This warranted three separate warnings.
Fuck.
Phei turned the card over in his hands, feeling the raised scales catch the elevator light like tiny obsidian teeth. Each ridge felt alive under his fingertips, warm, almost pulsing.
He remembered the pain from his initial transformation. The way his cock had—
No.
Don’t think about that.
You survived that. Barely. While screaming like a man being slowly vivisected by someone who really hated men. And that was just one body part.
This was his whole body.
Every muscle fiber. Every bone lattice. Every nerve ending screaming in stereo. Every cell rewriting its own goddamn constitution.
x5.
He was already stronger than he’d been two weeks ago. Already faster. Already more. The Dragon Rise training combined with the system’s stat boosts had taken him from charity case who gets winded carrying groceries” to impressive physical specimen.
But this would be different.
This would be more.
And it was going to hurt like absolute hell.
Why am I doing this again?
The answer came immediately, automatic, drilled into muscle memory:
Because he needed to be stronger. Because the Legacies weren’t playing parlor games anymore. Because the women he loved deserved a man who could protect them—not just fuck them senseless and hope the bad guys got bored. Because weakness was a luxury he couldn’t afford anymore.

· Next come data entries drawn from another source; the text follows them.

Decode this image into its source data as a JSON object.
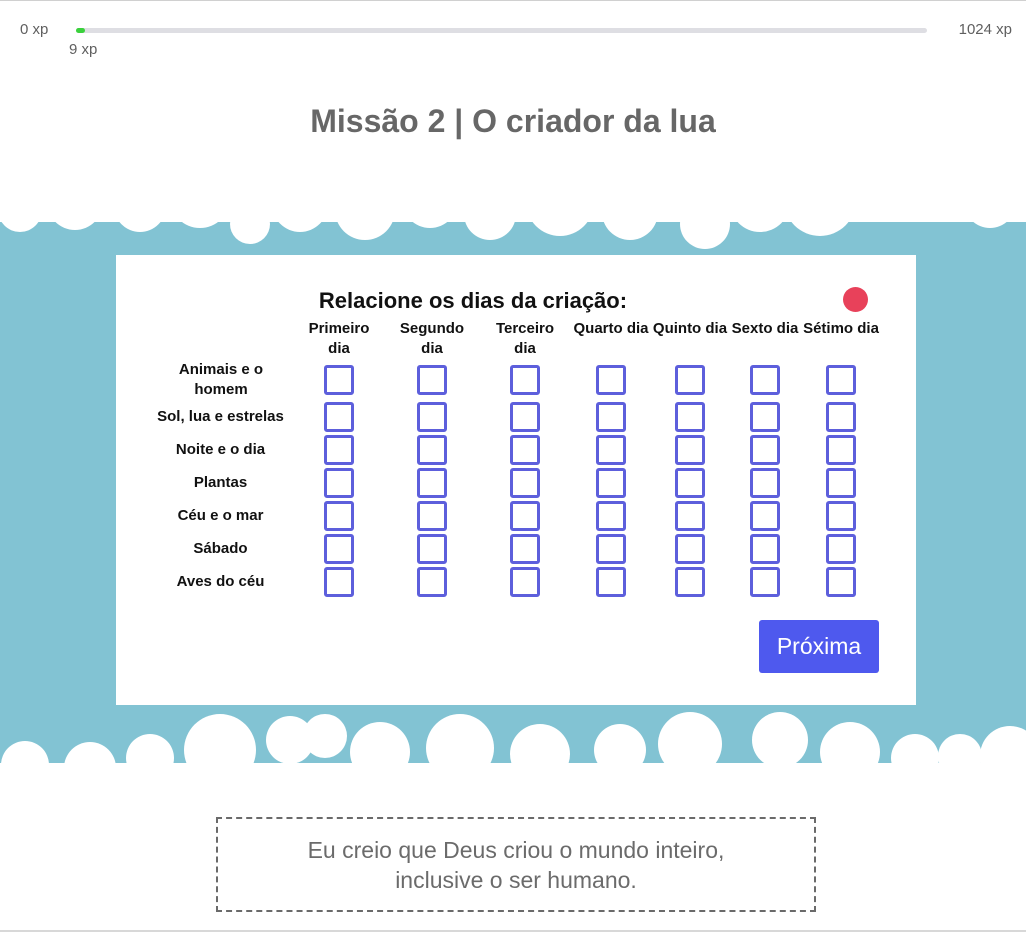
{
  "progress": {
    "min_label": "0 xp",
    "max_label": "1024 xp",
    "current_label": "9 xp",
    "current_xp": 9,
    "max_xp": 1024,
    "fill_color": "#3ad13c"
  },
  "mission": {
    "title": "Missão 2 | O criador da lua"
  },
  "question": {
    "title": "Relacione os dias da criação:",
    "status_color": "#e8415a",
    "columns": [
      "Primeiro dia",
      "Segundo dia",
      "Terceiro dia",
      "Quarto dia",
      "Quinto dia",
      "Sexto dia",
      "Sétimo dia"
    ],
    "rows": [
      "Animais e o homem",
      "Sol, lua e estrelas",
      "Noite e o dia",
      "Plantas",
      "Céu e o mar",
      "Sábado",
      "Aves do céu"
    ],
    "checkbox_color": "#5d5fdc"
  },
  "actions": {
    "next_label": "Próxima",
    "next_color": "#4e59ee"
  },
  "verse": {
    "text": "Eu creio que Deus criou o mundo inteiro, inclusive o ser humano."
  },
  "colors": {
    "sky": "#82c3d3"
  }
}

Because dragons didn’t stay small.
They grew. They molted. They burned away what they were to become what they needed to be.
Poetic bullshit, the pragmatic part of his brain muttered. You’re about to voluntarily enter a pain cocoon because a video game system told you to. Next you’ll be eating Tide Pods for the XP.
Shut up, he told that part. Nobody asked you.
He’d already decided where.
Not the gym—too exposed, even at 3 a.m. Not the master bedroom—he didn’t want Sierra or Maddie waking up to him writhing naked on the floor screaming about his skeleton trying to escape his skin.
Not the main bathroom on the first floor—too close to common areas, too likely someone would hear and come running with questions he couldn’t answer while convulsing.
The second floor. The secondary bathroom. Private. Enclosed. Soundproofed enough (he hoped) that screams wouldn’t carry up to the third.
Please, he thought, please let my dick be spared from this round.
The first transformation had been localized. Agonizing but focused. He’d been able to grit his teeth, ride the wave, survive it one screaming inch at a time.
If this hit everywhere at once?
If his cock decided it needed another glow-up?
A man could hope.
A man could also buy lottery tickets and expect to win the jackpot while getting struck by lightning on his way to cash it.
Same energy.
The elevator slowed.
Phei looked at himself in the reflection one last time.
Seventeen years old. Hair falling across his forehead in that careless way that somehow looked deliberate.
Purple eyes that glowed faintly in the dim light—a reminder that he wasn’t fully human anymore, hadn’t been since the system bound to him on that rooftop and decided “congratulations, you’re a dragon now, try not to die immediately.”
He’d come so far.
He had further to go.
Alright, Dragon, he thought, gripping the scaled card tighter until the edges bit into his palm. Time to molt.
The elevator doors opened on 98.
****
Five minutes later, Phei stood in the secondary bathroom on the second floor.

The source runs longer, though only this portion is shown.